We’ve come a long way, baby

A t this time of year, when friends and relations are gathered around and all is bitterness, I urge you to lift your eyes beyond the festive board laden gloriously with comestibles flown in by Sainsbury’s from the far corners of the globe, and ponder the immense chronological landmark that lies barely 12 months ahead.

A new Millennium. A new start. A time of enormous excitement and anticipation. We have come a long way in the 2000 years since we began counting.

Ridiculous though it seems today, the Britons of two millennia ago were a simple, primitive people whose lives were all too often violent and brutish. Lacking civilised values, their pleasures were few; chief among them were bloodying the next man’s nose and copulating with his mate.

Though the advent of beer still lay a thousand years off, to find a few words was a struggle for those early Brits and, once found, they were repeated endlessly until someone snapped and a fight broke out. Food was hard to come by and jealously hoarded.

So it is that at that momentous instant when 1999 fades into the past and 2000, glistening and bright with promise, rises before us, we can look upon our works with pride.

Most strikingly, we have tamed the crudity, lust, coarseness and stupidity that was, through no fault of their own, the lot of our primitive ancestors, and magically encased them all in a box that sits in the corner of our warm and comfortable homes, to be switched on and off as it pleases us. It’s called civilisation.

When that midnight hour strikes, we shall raise our glasses, cheer the brave new world of tomorrow and fall ravenously on mountains of such delicacies as were undreamed of by our prognathous forebears – Twiglets, Salt & Lineker Crisps, Quavers, and those biscuit things that come with little pots of gloop to dip them in.

But wait. A spectre is raised. According to Action 2000, a Government-sponsored body whose name suggests a million and one exciting things to do come the new nirvana, we may usher in the next thousand years of virtual reality nibbling stale bread by the light of a guttering candle.

For, despite the best efforts of Action 2000 to order things differently, there are still an untold number of computers in the kingdom which will, when the clock strikes 2000, make the calculation that time has moved backwards rather than forwards. They will do this because they work on the binary scale with two, not ten, as the base of notation and cannot look a nought easily in the eye.

And, since computers are at the nerve centre of our existence, mayhem will ensue. Security devices will cease to work, warehouse doors will lock themselves shut, distribution systems will be thrown into chaos, supermarket shelves will be empty, and panic shall stalk the land.

Action 2000, however, is a quango composed of wise and knowledgeable people who have addressed their minds to this awful prospect and, praise be, have come up with the answer. Families, they say, should store food to tide them over the lean years that lie ahead until the computers can be brought to their senses and made to restore Hobnobs to the shelves.

To avoid panic buying, this warning has been issued with a year to spare. But what use is time when time itself tells us what we may and may not eat? Unlike the hairy, pungent and ignorant Britons of 2000 years ago, we, in our advanced way, know at a glance when our food is going to make us ill.

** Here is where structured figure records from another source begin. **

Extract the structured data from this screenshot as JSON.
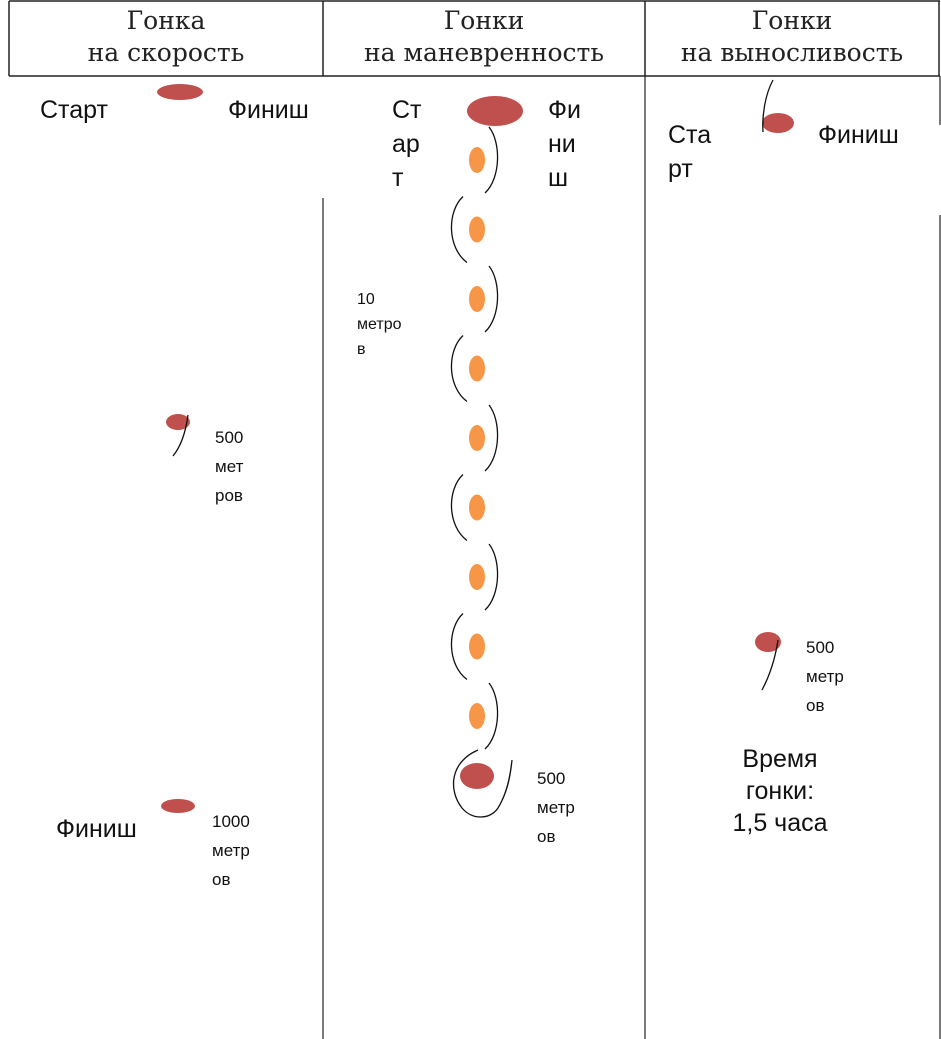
{
  "columns": [
    {
      "id": "speed",
      "title_line1": "Гонка",
      "title_line2": "на скорость"
    },
    {
      "id": "maneuver",
      "title_line1": "Гонки",
      "title_line2": "на маневренность"
    },
    {
      "id": "endurance",
      "title_line1": "Гонки",
      "title_line2": "на выносливость"
    }
  ],
  "speed": {
    "start": "Старт",
    "finish_top": "Финиш",
    "mark_500": [
      "500",
      "мет",
      "ров"
    ],
    "finish_bottom": "Финиш",
    "mark_1000": [
      "1000",
      "метр",
      "ов"
    ]
  },
  "maneuver": {
    "start": [
      "Ст",
      "ар",
      "т"
    ],
    "finish": [
      "Фи",
      "ни",
      "ш"
    ],
    "gap": [
      "10",
      "метро",
      "в"
    ],
    "turn": [
      "500",
      "метр",
      "ов"
    ],
    "cone_count": 9
  },
  "endurance": {
    "start": [
      "Ста",
      "рт"
    ],
    "finish": "Финиш",
    "turn": [
      "500",
      "метр",
      "ов"
    ],
    "time": [
      "Время",
      "гонки:",
      "1,5 часа"
    ]
  },
  "colors": {
    "marker_red": "#c0504d",
    "cone_orange": "#f79646",
    "grid_line": "#222222"
  }
}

When hunger pangs gnawed and primitive man crawled to the back of his cave to retrieve a half-chewed lump of meat from the salivating jaws of a scurvy dog, the morsel bore no sell-by date. Today however, we may no longer hoard food because, stamped on the base of the container is the date on which it becomes a menace to our gut.

Millennium panic buying is therefore unavoidable, and the pictures it evokes are powerfully redolent of a distant, earlier age when life was solitary, poor, nasty, brutish and short, and rare was the nose unpunched, the head untrodden.

We have come a long way in 2000 years, but not so far as to have shed the desires and instincts handed down through the genetic chain, which link us across the centuries to the grunting humanoid creatures of prehistory.

Strange that it should have taken the computer – artificial intelligence being the greatest scientific achievement of the Twentieth Century – to remind us that we are as nothing in the great order of things and have, for all our posturing, not advanced very far at all.

Then again, there is Mr Mandelson. His faith in the Millennium is as bright and untarnished as the moment when it first sprang from his mighty brow. It was he who coined the phrase “The Millennium Experience” and ordered forth a colossal dome in which to house those three words.

Who could have known that, when the time came, the experience would be one of want and starvation, which, better than any tawdry contrivance of showmanship, would give us a true sense of history and of our place in the universe?